Job Requirements:
We are looking for the candidates with the following:
· A minimum of 5 years’ experience in technology or a similar role
· 2+ years’ experience deploying data models in a production setting
· Experience in Java, Python, R or Scala. (Production level coding)
· Capability to architect highly scalable distributed data pipelines using open source tools and big data technologies such as Hadoop, HBase, Spark, Storm, ELK, etc.
· Experience of designing scalable solutions with proficiency in use of data structures and algorithms
· Experience in cloud-based environment with PaaS & IaaS
· Work iteratively in a team with continuous collaboration
Job Responsibilities:
· End-to-end module ownership including architecture, design, execution and management of a large and complex distributed data systems
· Monitoring performance and optimizing existing projects
· Selecting and integrating any Big Data tools and frameworks required to provide requested capabilities
· Understanding Business/Data requirements and implementing scalable solutions
Skillset:
· Experience with Big Data technologies, assisting clients in building software solutions that are distributed, highly scalable and across multiple data centers
· Hands on experience in architecting Big Data applications using Hadoop technologies such as Spark, MapReduce, YARN, HDFS, Hive, Impala, Pig, Sqoop, Oozie, HBase, Elasticsearch, Cassandra.

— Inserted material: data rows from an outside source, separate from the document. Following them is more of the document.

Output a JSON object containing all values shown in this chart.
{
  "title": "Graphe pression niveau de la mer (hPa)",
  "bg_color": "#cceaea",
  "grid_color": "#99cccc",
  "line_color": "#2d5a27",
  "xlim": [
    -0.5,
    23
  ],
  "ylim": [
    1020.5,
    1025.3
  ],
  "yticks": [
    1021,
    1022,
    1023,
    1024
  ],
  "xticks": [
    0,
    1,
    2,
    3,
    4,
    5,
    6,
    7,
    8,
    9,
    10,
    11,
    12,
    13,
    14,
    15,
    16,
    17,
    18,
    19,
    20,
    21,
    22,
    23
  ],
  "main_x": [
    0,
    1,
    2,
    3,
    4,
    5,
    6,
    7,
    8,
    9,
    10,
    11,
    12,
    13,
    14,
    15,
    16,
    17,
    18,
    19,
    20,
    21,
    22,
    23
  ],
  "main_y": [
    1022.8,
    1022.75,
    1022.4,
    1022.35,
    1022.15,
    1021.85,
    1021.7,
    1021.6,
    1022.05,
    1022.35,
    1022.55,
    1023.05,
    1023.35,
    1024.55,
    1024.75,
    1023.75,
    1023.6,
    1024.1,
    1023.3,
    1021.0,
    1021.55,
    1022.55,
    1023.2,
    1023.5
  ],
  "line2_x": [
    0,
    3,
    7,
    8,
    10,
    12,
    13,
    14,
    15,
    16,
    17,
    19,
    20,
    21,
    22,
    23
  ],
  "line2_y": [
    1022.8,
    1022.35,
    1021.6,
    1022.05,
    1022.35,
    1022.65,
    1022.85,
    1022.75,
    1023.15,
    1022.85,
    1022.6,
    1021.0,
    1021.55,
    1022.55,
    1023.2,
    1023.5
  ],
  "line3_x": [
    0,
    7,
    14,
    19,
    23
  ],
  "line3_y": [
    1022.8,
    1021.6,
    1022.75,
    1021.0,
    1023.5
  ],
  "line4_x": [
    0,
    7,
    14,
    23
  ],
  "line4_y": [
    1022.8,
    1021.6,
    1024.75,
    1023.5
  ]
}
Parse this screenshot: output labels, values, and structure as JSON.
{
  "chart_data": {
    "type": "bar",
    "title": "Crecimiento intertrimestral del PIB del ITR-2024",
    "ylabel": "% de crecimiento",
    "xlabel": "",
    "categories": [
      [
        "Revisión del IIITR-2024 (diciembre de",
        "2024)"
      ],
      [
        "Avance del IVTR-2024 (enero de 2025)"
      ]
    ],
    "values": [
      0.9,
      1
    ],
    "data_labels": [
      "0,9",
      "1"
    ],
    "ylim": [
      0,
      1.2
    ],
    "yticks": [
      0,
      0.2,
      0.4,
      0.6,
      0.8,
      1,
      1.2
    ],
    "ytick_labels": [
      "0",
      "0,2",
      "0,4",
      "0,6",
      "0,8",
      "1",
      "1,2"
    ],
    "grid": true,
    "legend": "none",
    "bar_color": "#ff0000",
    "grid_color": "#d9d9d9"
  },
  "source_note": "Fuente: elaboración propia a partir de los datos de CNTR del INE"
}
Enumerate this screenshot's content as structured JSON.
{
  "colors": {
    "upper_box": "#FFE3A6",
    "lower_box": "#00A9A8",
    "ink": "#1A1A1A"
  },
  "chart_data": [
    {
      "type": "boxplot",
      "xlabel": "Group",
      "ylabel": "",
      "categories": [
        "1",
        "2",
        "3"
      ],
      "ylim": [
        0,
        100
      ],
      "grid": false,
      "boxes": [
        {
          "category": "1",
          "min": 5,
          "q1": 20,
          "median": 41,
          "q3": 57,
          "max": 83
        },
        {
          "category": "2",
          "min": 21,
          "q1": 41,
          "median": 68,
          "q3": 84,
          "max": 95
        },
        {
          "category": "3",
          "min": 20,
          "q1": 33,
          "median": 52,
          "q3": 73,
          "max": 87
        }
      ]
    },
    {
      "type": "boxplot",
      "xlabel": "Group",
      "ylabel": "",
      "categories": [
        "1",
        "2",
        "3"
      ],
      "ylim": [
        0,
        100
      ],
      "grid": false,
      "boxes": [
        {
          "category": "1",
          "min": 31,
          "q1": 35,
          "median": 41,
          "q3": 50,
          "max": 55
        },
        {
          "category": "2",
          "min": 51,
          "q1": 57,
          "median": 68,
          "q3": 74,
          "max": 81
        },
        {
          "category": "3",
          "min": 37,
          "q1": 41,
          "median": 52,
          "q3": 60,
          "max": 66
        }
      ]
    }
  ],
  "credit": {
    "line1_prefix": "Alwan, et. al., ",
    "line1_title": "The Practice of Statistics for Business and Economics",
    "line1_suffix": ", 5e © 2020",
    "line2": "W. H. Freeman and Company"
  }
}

· Experience working with Business Intelligence teams, Data Integration developers, Data Scientists, Analysts and DBA’s to deliver well-architected and scalable Big Data & Analytics eco-system
· Experience working with NoSQL databases and search engines such as MongoDB, Cassandra, Elasticsearch
· Experience using Neo4J or understanding of graph databases
· Strong Experience with event stream processing technologies such as Spark streaming, Storm, Akka, Kafka
· Experience with at least one programming language (Java, Scala, Python)
· Extensive experience with at least one major Hadoop platform (Cloudera, Hortonworks, MapR)
· Proven track record of architecting Distributed Solutions dealing with real high volume of data(petabytes)
· Strong troubleshooting and performance tuning skills.
· Experience with SQL
· Deep understanding of cloud computing infrastructure and platforms.
· Good understanding of Big data design patterns
· Ability to analyze business requirement user stories and model it to domain based services
· Experience working under agile delivery methodology
You will need to have: (Core Competencies)
· HDFS, MapReduce, YARN, Pig, Hive, Sqoop, HBase, Spark, Zookeeper, Oozie, Flume
· Spark, Spark Streaming
· Storm
· SQL
· No SQL – MongoDB, Cassandra, Neo4J
· Tableau, QlickView
· Kafka, Elastic Search
· Understanding of Machine Learning Frameworks is a plus